En résumé, le plan de l’Occident pour l’Ukraine semble être quelque chose comme :
« pas l’OTAN – mais une sorte d’OTAN ». J’ai déjà écrit sur le fait que le président français Emmanuel Macron a déclaré publiquement que le déploiement de forces européennes (« pas l’OTAN ») en Ukraine était une possibilité.D’une certaine manière, c’est déjà une réalité, comme l’a admis le secrétaire général de l’OTAN, Jens Stoltenberg, qui a déclaré que « plusieurs alliés de l’OTAN ont des hommes et des femmes en uniforme dans les ambassades » (en Ukraine), tout en affirmant qu’ils ne font que « donner des conseils ».

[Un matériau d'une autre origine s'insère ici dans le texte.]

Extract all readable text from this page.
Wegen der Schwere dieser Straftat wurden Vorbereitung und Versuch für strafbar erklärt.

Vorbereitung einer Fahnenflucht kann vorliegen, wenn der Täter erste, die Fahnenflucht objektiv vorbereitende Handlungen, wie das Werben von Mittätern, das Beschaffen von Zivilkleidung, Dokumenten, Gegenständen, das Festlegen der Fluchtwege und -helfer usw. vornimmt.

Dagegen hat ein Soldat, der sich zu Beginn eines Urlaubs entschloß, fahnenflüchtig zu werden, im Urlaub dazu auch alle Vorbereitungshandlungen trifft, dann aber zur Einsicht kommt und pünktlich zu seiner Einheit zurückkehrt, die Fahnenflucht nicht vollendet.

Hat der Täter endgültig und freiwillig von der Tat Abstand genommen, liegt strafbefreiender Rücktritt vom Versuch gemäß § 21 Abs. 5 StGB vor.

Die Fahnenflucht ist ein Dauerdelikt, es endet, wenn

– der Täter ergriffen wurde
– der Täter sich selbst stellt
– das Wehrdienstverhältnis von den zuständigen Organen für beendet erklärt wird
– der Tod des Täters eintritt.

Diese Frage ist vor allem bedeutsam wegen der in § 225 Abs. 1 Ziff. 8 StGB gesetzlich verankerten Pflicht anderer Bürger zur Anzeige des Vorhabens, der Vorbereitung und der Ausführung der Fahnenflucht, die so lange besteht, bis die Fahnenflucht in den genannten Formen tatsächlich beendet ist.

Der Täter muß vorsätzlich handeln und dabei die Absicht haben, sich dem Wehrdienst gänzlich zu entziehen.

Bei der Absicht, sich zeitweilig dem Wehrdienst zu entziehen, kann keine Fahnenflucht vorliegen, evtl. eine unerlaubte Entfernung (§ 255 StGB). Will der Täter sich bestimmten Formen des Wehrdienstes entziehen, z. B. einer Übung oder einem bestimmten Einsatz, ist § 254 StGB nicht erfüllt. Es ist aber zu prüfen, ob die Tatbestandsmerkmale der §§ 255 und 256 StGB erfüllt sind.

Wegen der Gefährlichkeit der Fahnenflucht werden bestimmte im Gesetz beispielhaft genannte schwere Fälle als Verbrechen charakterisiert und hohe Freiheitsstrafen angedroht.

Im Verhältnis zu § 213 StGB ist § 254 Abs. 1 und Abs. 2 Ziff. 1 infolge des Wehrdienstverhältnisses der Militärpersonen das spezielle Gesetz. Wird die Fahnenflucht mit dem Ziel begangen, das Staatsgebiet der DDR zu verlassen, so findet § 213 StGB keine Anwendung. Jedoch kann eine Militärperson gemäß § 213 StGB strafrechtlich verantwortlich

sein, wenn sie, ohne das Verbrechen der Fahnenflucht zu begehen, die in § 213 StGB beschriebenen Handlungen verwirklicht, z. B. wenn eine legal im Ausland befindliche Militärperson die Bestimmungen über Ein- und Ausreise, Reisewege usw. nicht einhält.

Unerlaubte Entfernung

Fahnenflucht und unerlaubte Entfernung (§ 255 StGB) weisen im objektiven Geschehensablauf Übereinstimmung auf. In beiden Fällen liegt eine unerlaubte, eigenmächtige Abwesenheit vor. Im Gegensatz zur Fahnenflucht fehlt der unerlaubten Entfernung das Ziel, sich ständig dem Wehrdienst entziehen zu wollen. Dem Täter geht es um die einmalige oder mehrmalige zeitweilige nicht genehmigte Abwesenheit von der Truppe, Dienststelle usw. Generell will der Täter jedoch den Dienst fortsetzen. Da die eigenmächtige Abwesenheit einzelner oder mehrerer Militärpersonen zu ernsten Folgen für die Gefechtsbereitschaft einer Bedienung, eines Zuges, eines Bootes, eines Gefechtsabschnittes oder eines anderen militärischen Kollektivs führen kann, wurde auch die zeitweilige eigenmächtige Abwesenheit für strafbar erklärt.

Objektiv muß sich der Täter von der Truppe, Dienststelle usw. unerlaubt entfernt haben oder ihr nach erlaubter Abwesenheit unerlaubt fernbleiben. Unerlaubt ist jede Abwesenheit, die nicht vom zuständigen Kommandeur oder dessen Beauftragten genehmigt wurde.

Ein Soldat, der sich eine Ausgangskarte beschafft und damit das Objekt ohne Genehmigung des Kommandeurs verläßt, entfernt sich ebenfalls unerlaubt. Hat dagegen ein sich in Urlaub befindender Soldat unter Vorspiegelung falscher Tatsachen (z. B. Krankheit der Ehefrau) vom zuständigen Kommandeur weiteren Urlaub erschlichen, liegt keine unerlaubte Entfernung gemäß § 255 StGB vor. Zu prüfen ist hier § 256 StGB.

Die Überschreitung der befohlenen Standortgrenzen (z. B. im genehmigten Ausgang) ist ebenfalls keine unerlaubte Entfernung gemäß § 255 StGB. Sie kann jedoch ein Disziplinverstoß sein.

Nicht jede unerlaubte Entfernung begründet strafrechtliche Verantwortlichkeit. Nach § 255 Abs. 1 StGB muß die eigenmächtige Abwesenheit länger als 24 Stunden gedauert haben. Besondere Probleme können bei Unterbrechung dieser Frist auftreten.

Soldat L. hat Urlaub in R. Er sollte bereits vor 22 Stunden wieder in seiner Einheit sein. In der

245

M. Stoltenberg a également annoncé que les pays de l’OTAN disposaient de systèmes de défense aérienne prêts à être envoyés dans le pays d’Europe de l’Est.Il a souligné que les membres de l’OTAN ont le « droit » d’« aider » l’Ukraine, mais, selon lui, cela ne fait pas de l’Alliance elle-même une partie au conflit.

J’ai décrit cette logique comme une sorte de chat de Schrödinger : il s’agit de créer une coalition de membres de l’OTAN qui, cependant, n’est pas l’OTAN, d’une manière ou d’une autre.Dans ce contexte, l’installation d’un nouvel envoyé spécial de l’OTAN en Ukraine n’est pas seulement un lot de consolation, mais ajoute à cette approche ambiguë qui consiste à donner à Kiev sans trop donner (en tout cas suffisamment pour susciter les inquiétudes de Moscou en matière de sécurité nationale) – et bien sûr accroît les tensions, augmentant ainsi le risque d’escalade du conflit.